HMS: What might be in the pipeline?
SW: There’s a candidate vaccine that has been generated by Heinz Feldmann [chief of the laboratory of virology at the National Institute of Allergy and Infectious Disease Rocky Mountain Laboratories] that’s based on vesicular stomatitis virus (VSV).
He replaced the envelope protein of VSV with that of Ebola virus and has demonstrated that that virus will protect monkeys against a challenge with infectious Ebola. If given 48 hours post-infection along with a lethal dose of Ebola, it will protect those monkeys against disease so they recover.
There are also a number of interesting candidate antiviral therapeutics in various stages of development that treat the infection. Jim Cunningham [HMS associate professor of medicine (Microbiology and Molecular Genetics) at Brigham and Women’s Hospital] has been working on one in cell culture that remains to be proven in the context of an infectious scenario in large animal models of disease.
There is an inhibitor against the polymerase of Ebola virus that was published earlier this year by Sina Bavari’s group at USAMRIID [U.S. Army Medical Research Institute of Infectious Diseases]. That polymerase inhibitor was able to treat monkeys that were experimentally infected with Ebola. They recovered from that infection. But the toxicity of that compound isn’t fully clear.
So there are things that are in stages of development, but there’s nothing that is currently approved as a drug and has made it through a set of trials.
HMN: What about ZMapp, the experimental serum?
SW: It’s an anti-serum that is basically an antibody against Ebola virus. We’ve known for years that passive immunotherapy can protect against many diseases, so long as you get it early enough in the process of infection. This experimental antibody is apparently what the people brought back to the United States had been given. But again, this antibody hasn’t yet been approved as a licensed therapeutic.
This is one of the challenges with these types of diseases.
How do you get approval for doing a human clinical trial for an infectious agent like this?
Under these conditions where you have an infectious agent whose lethality varies, depending on the outbreak, from 50 percent up to 90 percent, then if your chance of surviving an infection is one in two, you’re probably going to be willing to take whatever you can.
HMN: Why do Ebola outbreaks flare and subside?
SW: It’s very difficult to absolutely pin down why an outbreak starts. One source of transmission to people is eating or butchering contaminated monkeys. But as to how the virus is really transmitted in nature, what’s the real reservoir for the virus? Some people argue that it’s bats.
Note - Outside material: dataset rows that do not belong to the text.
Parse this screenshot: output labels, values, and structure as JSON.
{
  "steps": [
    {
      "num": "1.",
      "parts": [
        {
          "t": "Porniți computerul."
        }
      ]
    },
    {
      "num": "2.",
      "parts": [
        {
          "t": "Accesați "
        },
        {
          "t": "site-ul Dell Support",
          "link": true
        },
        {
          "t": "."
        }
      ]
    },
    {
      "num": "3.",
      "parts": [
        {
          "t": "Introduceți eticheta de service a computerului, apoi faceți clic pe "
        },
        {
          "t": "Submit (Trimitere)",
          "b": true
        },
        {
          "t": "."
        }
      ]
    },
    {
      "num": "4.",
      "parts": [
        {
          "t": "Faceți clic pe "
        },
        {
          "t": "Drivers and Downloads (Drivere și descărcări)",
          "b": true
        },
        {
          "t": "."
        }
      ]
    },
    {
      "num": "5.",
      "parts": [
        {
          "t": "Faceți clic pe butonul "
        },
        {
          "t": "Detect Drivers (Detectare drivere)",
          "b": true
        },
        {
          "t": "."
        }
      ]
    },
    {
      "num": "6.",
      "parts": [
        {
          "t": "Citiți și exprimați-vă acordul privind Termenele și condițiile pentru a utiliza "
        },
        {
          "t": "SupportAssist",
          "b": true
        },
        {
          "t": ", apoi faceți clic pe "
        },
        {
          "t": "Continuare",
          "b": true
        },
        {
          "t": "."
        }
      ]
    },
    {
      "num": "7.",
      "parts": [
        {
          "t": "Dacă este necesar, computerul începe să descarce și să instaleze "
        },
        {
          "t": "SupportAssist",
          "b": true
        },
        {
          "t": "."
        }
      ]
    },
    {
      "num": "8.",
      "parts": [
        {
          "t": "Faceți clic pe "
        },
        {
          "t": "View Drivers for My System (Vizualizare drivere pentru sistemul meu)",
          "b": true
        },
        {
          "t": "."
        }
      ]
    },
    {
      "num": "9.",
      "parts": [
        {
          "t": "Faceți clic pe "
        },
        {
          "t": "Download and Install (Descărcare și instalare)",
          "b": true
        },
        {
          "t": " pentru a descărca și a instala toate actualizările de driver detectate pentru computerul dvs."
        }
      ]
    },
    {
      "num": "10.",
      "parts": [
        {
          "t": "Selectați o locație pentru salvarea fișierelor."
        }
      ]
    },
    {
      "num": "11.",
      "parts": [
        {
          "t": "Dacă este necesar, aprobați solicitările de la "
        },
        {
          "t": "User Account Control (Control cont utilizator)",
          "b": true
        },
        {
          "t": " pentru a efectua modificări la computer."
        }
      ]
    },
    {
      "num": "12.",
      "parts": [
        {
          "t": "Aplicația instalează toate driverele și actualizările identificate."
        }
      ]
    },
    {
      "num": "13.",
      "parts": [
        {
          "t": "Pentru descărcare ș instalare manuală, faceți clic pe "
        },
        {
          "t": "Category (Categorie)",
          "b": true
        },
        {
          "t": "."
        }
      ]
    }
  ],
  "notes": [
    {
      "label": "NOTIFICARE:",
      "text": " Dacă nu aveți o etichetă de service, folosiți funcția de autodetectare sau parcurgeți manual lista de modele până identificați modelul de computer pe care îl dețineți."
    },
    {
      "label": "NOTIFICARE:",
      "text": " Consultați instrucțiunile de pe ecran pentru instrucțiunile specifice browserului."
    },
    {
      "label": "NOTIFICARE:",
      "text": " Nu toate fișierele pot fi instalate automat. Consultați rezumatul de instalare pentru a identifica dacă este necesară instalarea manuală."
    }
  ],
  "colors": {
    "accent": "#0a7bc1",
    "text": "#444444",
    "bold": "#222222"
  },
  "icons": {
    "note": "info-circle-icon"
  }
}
And then the reason that the outbreaks subside is often because of the isolation of the people who are infected. People who are infected are very sick and it’s only very close contacts of these people who usually get infected by the virus. So it sort of naturally dies out.
HMN: What’s next?
SW: I’m optimistic based on the currently available data that one day there will be an effective treatment.
Then the question becomes, how do you make that available to the people most in need of this treatment? You know, the ZMapp antibody, for example, if it’s going to be an effective therapy, there has to be a way to get it to people and keep it cold and then there has to be a way to inject those people with it. And antibody-based therapies are very expensive.
From a humanitarian perspective, I think there is the will to do this.
The U.S. has invested a lot of money in trying to develop therapies and vaccines to treat this disease. There are a lot of people working on this problem and a lot has been learned in the past decade or so in particular. I think the fact that there are certain experimental therapies and a candidate vaccine already in progress is a testament to that work.